Gradium's TTS service in Pipecat provides word-level timestamps alongside the generated audio. This is the kind of detail that matters specifically for production features rather than basic synthesis: synchronized captions, karaoke-style text highlighting, or precise alignment between spoken audio and an on-screen transcript all depend on knowing exactly when each word starts and ends in the output stream.

Runtime voice switching

Changing the voice setting at runtime, through UpdateSettingsFrame, automatically disconnects and reconnects the underlying WebSocket connection with the new voice configuration applied. This is handled by the service itself rather than requiring manual connection management, which matters for any agent that needs to switch character voices, languages, or branded voice identities mid-session without restarting the entire pipeline.

The service also exposes the standard Pipecat service connection events, on_connected, on_disconnected, and on_connection_error, which can be used to log connection state or trigger custom handling around the WebSocket lifecycle.

@tts.event_handler("on_connected")
async def on_connected(service):
    print("Connected to Gradium")

Get started

GradiumTTSService is in Pipecat's official catalogue today. Install it with uv add "pipecat-ai[gradium]", read the API reference on docs.pipecat.ai, and generate an API key at gradium.ai.
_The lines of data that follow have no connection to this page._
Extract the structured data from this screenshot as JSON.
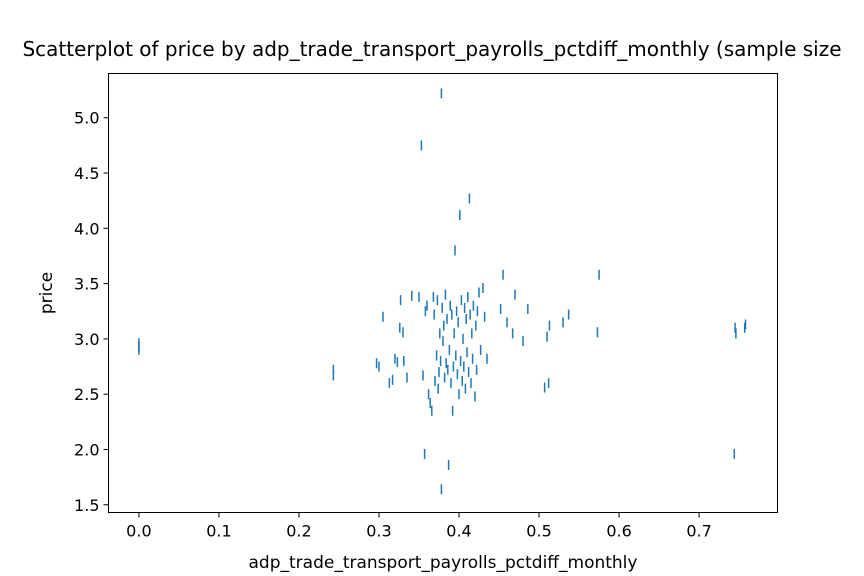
{
  "chart_data": {
    "type": "scatter",
    "title": "Scatterplot of price by adp_trade_transport_payrolls_pctdiff_monthly (sample size",
    "xlabel": "adp_trade_transport_payrolls_pctdiff_monthly",
    "ylabel": "price",
    "xlim": [
      -0.038,
      0.798
    ],
    "ylim": [
      1.43,
      5.4
    ],
    "x_ticks": [
      "0.0",
      "0.1",
      "0.2",
      "0.3",
      "0.4",
      "0.5",
      "0.6",
      "0.7"
    ],
    "x_tick_values": [
      0.0,
      0.1,
      0.2,
      0.3,
      0.4,
      0.5,
      0.6,
      0.7
    ],
    "y_ticks": [
      "1.5",
      "2.0",
      "2.5",
      "3.0",
      "3.5",
      "4.0",
      "4.5",
      "5.0"
    ],
    "y_tick_values": [
      1.5,
      2.0,
      2.5,
      3.0,
      3.5,
      4.0,
      4.5,
      5.0
    ],
    "marker": "vertical-tick",
    "color": "#1f77b4",
    "points": [
      [
        0.0,
        2.9
      ],
      [
        0.0,
        2.93
      ],
      [
        0.0,
        2.96
      ],
      [
        0.243,
        2.67
      ],
      [
        0.243,
        2.72
      ],
      [
        0.297,
        2.78
      ],
      [
        0.3,
        2.75
      ],
      [
        0.305,
        3.2
      ],
      [
        0.313,
        2.6
      ],
      [
        0.317,
        2.63
      ],
      [
        0.32,
        2.82
      ],
      [
        0.323,
        2.79
      ],
      [
        0.326,
        3.1
      ],
      [
        0.327,
        3.35
      ],
      [
        0.33,
        3.06
      ],
      [
        0.331,
        2.8
      ],
      [
        0.335,
        2.65
      ],
      [
        0.341,
        3.39
      ],
      [
        0.35,
        3.38
      ],
      [
        0.353,
        4.75
      ],
      [
        0.357,
        1.96
      ],
      [
        0.355,
        2.67
      ],
      [
        0.358,
        3.25
      ],
      [
        0.36,
        3.3
      ],
      [
        0.362,
        2.5
      ],
      [
        0.364,
        2.42
      ],
      [
        0.366,
        2.35
      ],
      [
        0.368,
        3.38
      ],
      [
        0.369,
        3.22
      ],
      [
        0.37,
        2.62
      ],
      [
        0.372,
        2.85
      ],
      [
        0.373,
        3.35
      ],
      [
        0.374,
        2.55
      ],
      [
        0.375,
        2.7
      ],
      [
        0.376,
        3.05
      ],
      [
        0.377,
        2.8
      ],
      [
        0.378,
        1.64
      ],
      [
        0.378,
        5.22
      ],
      [
        0.379,
        3.28
      ],
      [
        0.38,
        2.98
      ],
      [
        0.381,
        3.12
      ],
      [
        0.382,
        2.65
      ],
      [
        0.383,
        3.4
      ],
      [
        0.384,
        2.78
      ],
      [
        0.385,
        3.18
      ],
      [
        0.386,
        2.72
      ],
      [
        0.387,
        1.86
      ],
      [
        0.388,
        2.9
      ],
      [
        0.389,
        3.3
      ],
      [
        0.39,
        2.6
      ],
      [
        0.391,
        3.22
      ],
      [
        0.392,
        2.35
      ],
      [
        0.393,
        2.75
      ],
      [
        0.394,
        3.05
      ],
      [
        0.395,
        3.8
      ],
      [
        0.396,
        2.85
      ],
      [
        0.397,
        3.25
      ],
      [
        0.398,
        2.68
      ],
      [
        0.399,
        3.15
      ],
      [
        0.4,
        2.5
      ],
      [
        0.401,
        4.12
      ],
      [
        0.402,
        2.8
      ],
      [
        0.403,
        3.35
      ],
      [
        0.404,
        2.62
      ],
      [
        0.405,
        3.0
      ],
      [
        0.406,
        2.75
      ],
      [
        0.407,
        3.28
      ],
      [
        0.408,
        2.55
      ],
      [
        0.409,
        3.18
      ],
      [
        0.41,
        2.88
      ],
      [
        0.411,
        3.38
      ],
      [
        0.412,
        2.7
      ],
      [
        0.413,
        4.27
      ],
      [
        0.414,
        3.22
      ],
      [
        0.415,
        2.6
      ],
      [
        0.416,
        3.05
      ],
      [
        0.417,
        2.82
      ],
      [
        0.418,
        3.3
      ],
      [
        0.42,
        2.48
      ],
      [
        0.421,
        3.12
      ],
      [
        0.422,
        2.72
      ],
      [
        0.423,
        3.25
      ],
      [
        0.425,
        3.42
      ],
      [
        0.427,
        2.9
      ],
      [
        0.43,
        3.46
      ],
      [
        0.432,
        3.2
      ],
      [
        0.435,
        2.82
      ],
      [
        0.452,
        3.27
      ],
      [
        0.455,
        3.58
      ],
      [
        0.46,
        3.15
      ],
      [
        0.467,
        3.05
      ],
      [
        0.47,
        3.4
      ],
      [
        0.48,
        2.98
      ],
      [
        0.486,
        3.27
      ],
      [
        0.507,
        2.56
      ],
      [
        0.51,
        3.02
      ],
      [
        0.512,
        2.6
      ],
      [
        0.513,
        3.12
      ],
      [
        0.53,
        3.15
      ],
      [
        0.537,
        3.22
      ],
      [
        0.573,
        3.06
      ],
      [
        0.575,
        3.58
      ],
      [
        0.744,
        1.96
      ],
      [
        0.746,
        3.05
      ],
      [
        0.745,
        3.1
      ],
      [
        0.757,
        3.1
      ],
      [
        0.758,
        3.13
      ]
    ]
  }
}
For a full walkthrough, see How to Build an Audiobook Agent with Gradium and Pipecat.

Glossary

GradiumTTSService. The Pipecat service class that connects to Gradium's WebSocket text-to-speech API. Provides streaming synthesis, instant voice cloning support, word-level timestamps, and runtime-configurable voice and model settings within a Pipecat pipeline.

Pipecat extra. An optional, separately installable dependency group in the pipecat-ai Python package that adds support for a specific external service. Gradium is installed via the gradium extra (pipecat-ai[gradium]), alongside extras for dozens of other providers.

Settings object. Pipecat's pattern for exposing runtime-configurable parameters on a service, passed via a settings= constructor argument and updatable mid-conversation through frames like TTSUpdateSettingsFrame. Replaced the older InputParams/params= pattern as of Pipecat v0.0.105.

TTSUpdateSettingsFrame. A Pipecat frame type used to update a TTS service's configurable settings, such as voice or model, while a pipeline is already running, without requiring a full service restart.

Word-level timestamp. Timing metadata indicating the start and end of each word in a synthesized audio output. Used to synchronize on-screen text, captions, or transcript highlighting with spoken audio. Provided natively by Gradium's TTS service in Pipecat.